During Jingles' visits, the seniors can hold, pet and play with him–an activity that sparks fits of laughter from the participants.
"He makes the residents feel very warm and helps them to remember their own pets," said Johanne DiGiovanni, the recreation assistant at the Regency. "Pets are like music to them; it's like medicine. It gives them hope some how."
While Jingles travels to several facilities throughout the area–including P.S 23, a psychiatric school in Queens–his much-awaited visits are only made possible by his owner, 10-year-old Emily Paul.
"We're a team," said Paul, a New Hyde Park resident.
Paul received Jingles as gift from her grandmother Diana–who accompanies the duo on their visits–in 2006.
"No one wanted him as a puppy because he had two hernia surgeries," Paul said. "He was the runt; but I thought he could make a lot of people happy."
In June of last year, Paul decided to take Jingles to the Good Dog Foundation, after he had failed several other training classes.
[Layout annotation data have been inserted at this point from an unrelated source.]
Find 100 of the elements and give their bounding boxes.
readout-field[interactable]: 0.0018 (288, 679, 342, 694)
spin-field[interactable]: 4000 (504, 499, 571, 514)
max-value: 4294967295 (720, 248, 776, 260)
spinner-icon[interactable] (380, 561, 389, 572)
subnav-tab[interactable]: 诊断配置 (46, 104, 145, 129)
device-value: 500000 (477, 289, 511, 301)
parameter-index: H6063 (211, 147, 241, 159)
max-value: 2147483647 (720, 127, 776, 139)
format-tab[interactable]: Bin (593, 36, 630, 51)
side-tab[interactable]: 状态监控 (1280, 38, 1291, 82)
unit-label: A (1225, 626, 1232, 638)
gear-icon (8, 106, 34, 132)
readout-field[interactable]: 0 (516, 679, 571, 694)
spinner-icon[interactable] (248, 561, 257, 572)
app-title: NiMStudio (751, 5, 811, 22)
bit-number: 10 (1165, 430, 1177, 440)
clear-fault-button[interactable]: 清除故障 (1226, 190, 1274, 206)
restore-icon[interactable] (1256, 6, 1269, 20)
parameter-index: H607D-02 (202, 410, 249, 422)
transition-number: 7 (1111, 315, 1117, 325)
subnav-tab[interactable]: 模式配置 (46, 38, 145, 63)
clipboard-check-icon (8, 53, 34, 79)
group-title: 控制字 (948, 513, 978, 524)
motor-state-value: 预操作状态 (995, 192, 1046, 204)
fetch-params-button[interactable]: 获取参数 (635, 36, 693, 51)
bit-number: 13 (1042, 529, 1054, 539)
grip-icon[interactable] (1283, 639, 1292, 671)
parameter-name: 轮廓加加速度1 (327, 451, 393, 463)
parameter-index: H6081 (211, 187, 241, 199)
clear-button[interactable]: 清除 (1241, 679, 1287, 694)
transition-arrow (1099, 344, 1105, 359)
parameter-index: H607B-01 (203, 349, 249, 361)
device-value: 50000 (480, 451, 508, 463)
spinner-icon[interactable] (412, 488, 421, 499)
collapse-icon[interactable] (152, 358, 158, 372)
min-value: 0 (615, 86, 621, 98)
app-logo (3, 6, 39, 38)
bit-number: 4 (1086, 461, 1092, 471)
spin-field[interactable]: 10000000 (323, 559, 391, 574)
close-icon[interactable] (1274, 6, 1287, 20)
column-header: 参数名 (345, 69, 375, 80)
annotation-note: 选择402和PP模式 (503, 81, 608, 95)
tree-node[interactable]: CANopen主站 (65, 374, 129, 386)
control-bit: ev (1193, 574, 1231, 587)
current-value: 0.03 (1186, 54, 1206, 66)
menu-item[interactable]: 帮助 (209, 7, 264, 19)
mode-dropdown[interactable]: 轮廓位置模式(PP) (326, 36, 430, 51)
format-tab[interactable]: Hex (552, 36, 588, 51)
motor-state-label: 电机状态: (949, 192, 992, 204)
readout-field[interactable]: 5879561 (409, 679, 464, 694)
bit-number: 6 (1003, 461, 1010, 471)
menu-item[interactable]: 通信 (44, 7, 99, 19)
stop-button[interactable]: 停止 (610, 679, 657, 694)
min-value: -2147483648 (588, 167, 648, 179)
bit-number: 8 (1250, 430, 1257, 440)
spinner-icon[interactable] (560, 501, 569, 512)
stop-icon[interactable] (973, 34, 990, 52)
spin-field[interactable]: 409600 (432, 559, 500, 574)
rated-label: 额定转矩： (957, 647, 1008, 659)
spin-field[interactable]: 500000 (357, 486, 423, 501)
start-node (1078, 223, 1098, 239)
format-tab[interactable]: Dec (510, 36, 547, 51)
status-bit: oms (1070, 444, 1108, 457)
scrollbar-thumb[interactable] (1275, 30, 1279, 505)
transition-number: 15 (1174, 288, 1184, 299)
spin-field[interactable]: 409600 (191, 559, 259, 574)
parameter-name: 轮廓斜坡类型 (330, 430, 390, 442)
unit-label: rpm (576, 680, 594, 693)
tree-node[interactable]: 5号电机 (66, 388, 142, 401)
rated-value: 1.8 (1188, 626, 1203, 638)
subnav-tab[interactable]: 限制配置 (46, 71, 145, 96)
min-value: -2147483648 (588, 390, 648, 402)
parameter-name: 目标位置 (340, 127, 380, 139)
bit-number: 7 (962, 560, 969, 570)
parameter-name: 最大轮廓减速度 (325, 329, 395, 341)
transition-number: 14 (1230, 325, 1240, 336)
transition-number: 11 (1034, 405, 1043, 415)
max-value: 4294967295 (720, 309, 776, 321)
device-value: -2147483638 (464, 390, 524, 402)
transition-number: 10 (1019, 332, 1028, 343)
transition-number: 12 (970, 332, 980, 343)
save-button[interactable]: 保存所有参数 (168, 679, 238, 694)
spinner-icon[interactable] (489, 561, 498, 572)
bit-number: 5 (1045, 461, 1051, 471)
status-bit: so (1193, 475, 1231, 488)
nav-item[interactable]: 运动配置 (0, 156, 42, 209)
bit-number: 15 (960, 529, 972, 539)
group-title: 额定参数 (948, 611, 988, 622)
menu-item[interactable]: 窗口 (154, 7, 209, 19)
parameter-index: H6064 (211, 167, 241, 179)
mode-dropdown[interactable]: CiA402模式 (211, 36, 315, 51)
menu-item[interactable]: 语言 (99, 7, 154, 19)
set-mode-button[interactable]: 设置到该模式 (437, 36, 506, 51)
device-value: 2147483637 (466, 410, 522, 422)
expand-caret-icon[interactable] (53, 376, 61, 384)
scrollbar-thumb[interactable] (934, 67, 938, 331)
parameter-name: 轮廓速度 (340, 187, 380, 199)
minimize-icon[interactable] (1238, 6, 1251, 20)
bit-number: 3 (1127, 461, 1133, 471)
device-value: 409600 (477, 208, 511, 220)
Paul said that she believes Jingles was destined to be a therapy dog.
"I always knew Jingles had it in him," she said. "He is an extraordinary dog. His trainers at The Good Dog Foundation said he was made for this."
Paul said that bringing Jingles to visit the seniors at the Regency is a rewarding experience that she looks forward to each month: "I could do this everyday," she said. "It's so nice to see their faces light up when me and Jingles walk in."